02.14.07

The rise and fall of education in the NHS

Posted in NHS, Work at 9:34 pm by Julie

It was 2001, the government was still being referred to as new labour, the NHS plan was in its infancy and money floated around the new PCTs like it was going out of fashion. We were new organisations, we needed infrastructure, we needed to set up our systems and to be honest no one really appeared to know what they were doing. Money for education was allocated in pots - one for setting things up, one for our clinical staff, one for our non qualified staff, the list went on. If you could dream up a project and show a few outcomes the money was yours. It was wasteful, but a lot of people went off and learned lots of stuff that would give them a theoretical grounding in something and we did plenty of training on-site too. Some of the pots of money could be used to employ staff, and in some PCTs whole departments were set up on the back of such funding. GPs too benefited, there was funding to introduce appraisal for GPs, there was money for primary care medical tutors and money to pay GPs to employ locums so they could attend educational meetings and events (I kid you not).

The trouble was this pack of cards was built on a kind of never never type approach to healthcare investment.

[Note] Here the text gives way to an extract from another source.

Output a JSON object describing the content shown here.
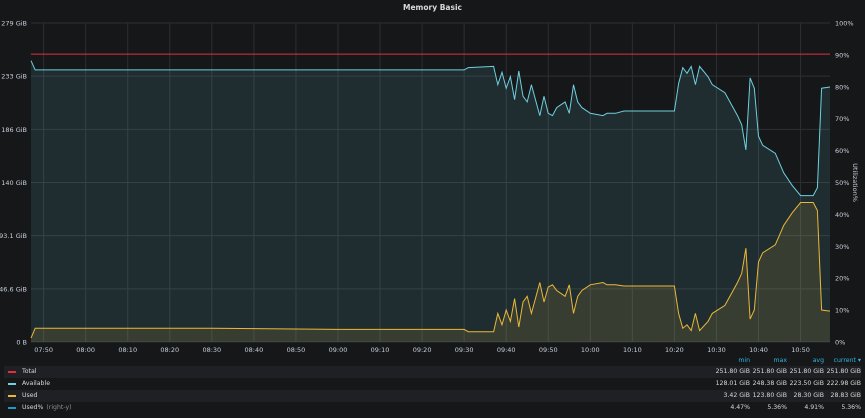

The more money the trusts were given the more they spent. We always kept within our budgets but along the way we paid for all number of conferences, away days and general jolliness. The good times had to end, and when they did the house of cards came with them. The departments built on project money allocated for education began to collapse as cash strapped organisations were unwilling or unable to pick up the costs. Course costs could no longer be met, and as the belt was tightened there was money for little more than mandatory training. Then one day the good times ended, there was a realisation that there would be no more central funding for education for NHS staff, employers would (shock horror) have to pay to educate their own staff like everyone else does. But there was no money and suddenly even fire training seemed to be a luxury.

This seems to be a good point to dip out, but is also a time for reflection. What could have been done differently? Were we corrupt? Well perhaps in some ways, this is public money and rich tea biscuits are as good as chocolate digestives, though less tasty. Training taking place in a hotel is more pleasant than the local post graduate centre, and the parking is better. But money is only ever allocated for a year at a time, and perhaps if there was more long term planning then there would have been less waste. The trouble is the way in which decisions are made, the long winded nature of the process of deciding whether to do this or to do that and then the time it takes to actually get things done. Before you know where you are it is January and you need to off load the money by march.

So the bottom line is that much money was spent wisely, some was wasted but that would have much less of a problem if the NHS didn’t function on an annual budget setting process. The good times are gone and now you can’t get a biscuit at your training session unless the person running it buys some out of her own money and she is off to be a commissioner!

1 Comment »

  1. ukcommunitypharmacist said,

    February 18, 2007 at 11:13 pm

    Now thats a surprise! GPs get money to cover locum costs so they can attend education sessions, and pharmacists get nothing. Obviously there are two levels of contractor status in the NHS: one for the GPs and one for everyone else.